Dans le programme Mélenchon : la cantine scolaire gratuite

 
School_milk.jpg
Distribution de lait dans une école de Grande-Bretagne vers 1970

De toutes les raisons de voter Mélenchon plutôt que X ou Y je te présente ma préférée.

Lorsque Margaret Thatcher meurt, on se remémore illico toutes ces chansons qui disaient « J’irai danser sur la tombe de Miss Thatcher ». En apprenant la nouvelle, et malgré la pluie, les gens sortent faire la fête dans les rues et sur les places. La bière, le vin ou le champagne coulent à flots. Mais aussi le lait. Le lait ! Un liquide fort inhabituel dans les réjouissances.

« J’aimerais bien laisser dans l’histoire une trace aussi forte que celle de madame Thatcher » a dit François Fillon. Et Macron a chanté la même chanson sur un autre air.

Funérailles officielles de Margaret Thatcher. A-t-on vu ailleurs un tel charivari au passage d’un cercueil ? L’image la plus frappante, ce sont les bouteilles de lait tendues à bout de bras, ce sont les gens buvant du lait à la bouteille au passage du cercueil.

Thatcher avait supprimé la distribution de lait dans les écoles. Parmi toutes les abominations de sa politique, les millions de chômeurs, les millions de pauvres, la pénurie de logements, les mineurs licenciés par dizaines de milliers, les morts en Irlande, les entreprises publiques bradées aux copains, les jeunes émigrant à l’étranger, l’effarant développement des banques alimentaires, parmi toute cette dévastation, le symbole le plus puissant, le plus poignant, le plus marquant, c’était la bouteille de lait qu’elle avait volé aux enfants !

Dans les pages de L’Avenir en commun (le programme porté par Jean-Luc Mélenchon) j’ai picoré dans ce qui est essentiel à mes yeux. Vient en tout premier la gratuité de ce qui est nécessaire à un être humain pour vivre.

La cantine scolaire gratuite pour tous les gosses. Une mesure humaine. Qui se passe de commentaires. Crois-tu qu’un gosse puisse apprendre le ventre vide ?

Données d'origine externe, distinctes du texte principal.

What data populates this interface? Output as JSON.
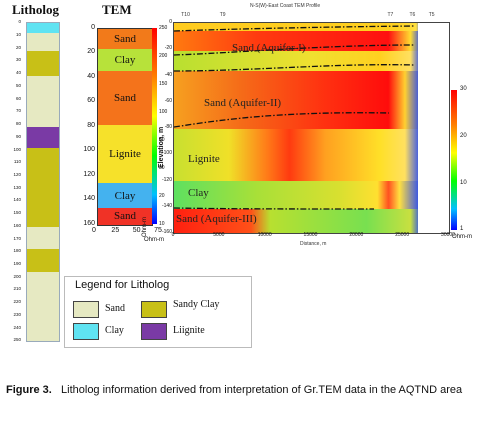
{
  "litholog": {
    "title": "Litholog",
    "depth_ticks": [
      "0",
      "10",
      "20",
      "30",
      "40",
      "50",
      "60",
      "70",
      "80",
      "90",
      "100",
      "110",
      "120",
      "130",
      "140",
      "150",
      "160",
      "170",
      "180",
      "190",
      "200",
      "210",
      "220",
      "230",
      "240",
      "250"
    ],
    "layers": [
      {
        "from": 0,
        "to": 8,
        "type": "Clay",
        "color": "#5fe3f2"
      },
      {
        "from": 8,
        "to": 22,
        "type": "Sand",
        "color": "#e6e9c2"
      },
      {
        "from": 22,
        "to": 42,
        "type": "Sandy Clay",
        "color": "#c8c017"
      },
      {
        "from": 42,
        "to": 82,
        "type": "Sand",
        "color": "#e6e9c2"
      },
      {
        "from": 82,
        "to": 98,
        "type": "Lignite",
        "color": "#7a3aa5"
      },
      {
        "from": 98,
        "to": 160,
        "type": "Sandy Clay",
        "color": "#c8c017"
      },
      {
        "from": 160,
        "to": 178,
        "type": "Sand",
        "color": "#e6e9c2"
      },
      {
        "from": 178,
        "to": 196,
        "type": "Sandy Clay",
        "color": "#c8c017"
      },
      {
        "from": 196,
        "to": 250,
        "type": "Sand",
        "color": "#e6e9c2"
      }
    ]
  },
  "tem": {
    "title": "TEM",
    "y_ticks": [
      "0",
      "20",
      "40",
      "60",
      "80",
      "100",
      "120",
      "140",
      "160"
    ],
    "x_ticks": [
      "0",
      "25",
      "50",
      "75"
    ],
    "x_unit": "Ohm-m",
    "layers": [
      {
        "label": "Sand",
        "from": 0,
        "to": 16,
        "color": "#f27a1a"
      },
      {
        "label": "Clay",
        "from": 16,
        "to": 34,
        "color": "#b7e23a"
      },
      {
        "label": "Sand",
        "from": 34,
        "to": 78,
        "color": "#f4731b"
      },
      {
        "label": "Lignite",
        "from": 78,
        "to": 126,
        "color": "#f6e12a"
      },
      {
        "label": "Clay",
        "from": 126,
        "to": 146,
        "color": "#44b2ef"
      },
      {
        "label": "Sand",
        "from": 146,
        "to": 160,
        "color": "#f03226"
      }
    ]
  },
  "profile": {
    "title": "N-S(W)-East Coast TEM Profile",
    "ylabel": "Elevation, m",
    "xlabel": "Distance, m",
    "station_labels": [
      "T10",
      "T9",
      "T7",
      "T6",
      "T5"
    ],
    "y_ticks": [
      "0",
      "-20",
      "-40",
      "-60",
      "-80",
      "-100",
      "-120",
      "-140",
      "-160"
    ],
    "x_ticks": [
      "0",
      "5000",
      "10000",
      "15000",
      "20000",
      "25000",
      "30000"
    ],
    "labels": [
      "Sand (Aquifer-I)",
      "Sand (Aquifer-II)",
      "Lignite",
      "Clay",
      "Sand (Aquifer-III)"
    ],
    "colorbar_ticks": [
      "30",
      "20",
      "10",
      "1"
    ],
    "colorbar_unit": "Ohm-m"
  },
  "colorbar_left": {
    "ticks": [
      "250",
      "200",
      "150",
      "100",
      "50",
      "30",
      "20",
      "10"
    ],
    "unit": "Ohm-m"
  },
  "legend": {
    "title": "Legend for Litholog",
    "items": [
      {
        "label": "Sand",
        "color": "#e6e9c2"
      },
      {
        "label": "Sandy Clay",
        "color": "#c8c017"
      },
      {
        "label": "Clay",
        "color": "#5fe3f2"
      },
      {
        "label": "Liignite",
        "color": "#7a3aa5"
      }
    ]
  },
  "caption": {
    "label": "Figure 3.",
    "text": "Litholog information derived from interpretation of Gr.TEM data in the AQTND area"
  }
}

« Ça coûte ! » pleurnichent les grincheux. Ben oui, ça coûte. Et alors ? Va-t-on punir un gosse — tu ne mangeras pas ! — parce que ses parents ont fait ceci ou ne sont pas cela ? On ne va pas soupeser richesse et pauvreté ou chipoter sur les convictions religieuses des parents ou exclure les non-conformes qui sont dans des établissements spécialisés, non, la cantine doit être gratuite dans toutes les écoles. Comme les livres et les cahiers et les sorties et les activités péri-scolaires.

Faut pas connaître l’angoisse des fins de mois, faut pas connaître l’angoisse des privations permanentes, pour chipoter sur le soulagement que sera la cantine scolaire gratuite. Et l’école sera enfin vraiment gratuite après plus d’un siècle de mensonge officiel. Gratuite pour tous.

La gratuité, c’est l’égalité. Au lieu de dire : on vous le donne par charité parce que vous êtes pauvres, on redit que la sécurité sociale est une conquête sociale. Nous sommes tous solidaires et vous avez cette sécurité, comme nous tous, parce que nous faisons tous partie de la même communauté humaine.

La gratuité c’est la dignité. On abolit le sentiment de mendier. Beaucoup, qui pourraient bénéficier d’une aide, n’en font pas la demande parce qu’ils ont honte de demander ou qu’ils n’en peuvent plus d’être fliqués.

Frères humains qui AVEC nous vivez.


« Vous, affamés d’hier, ombres maigres et dures / Mon chant est un ruisseau, mon chant est une mûre. » Jean Ferrat chante un poème d’Henri Gougaud.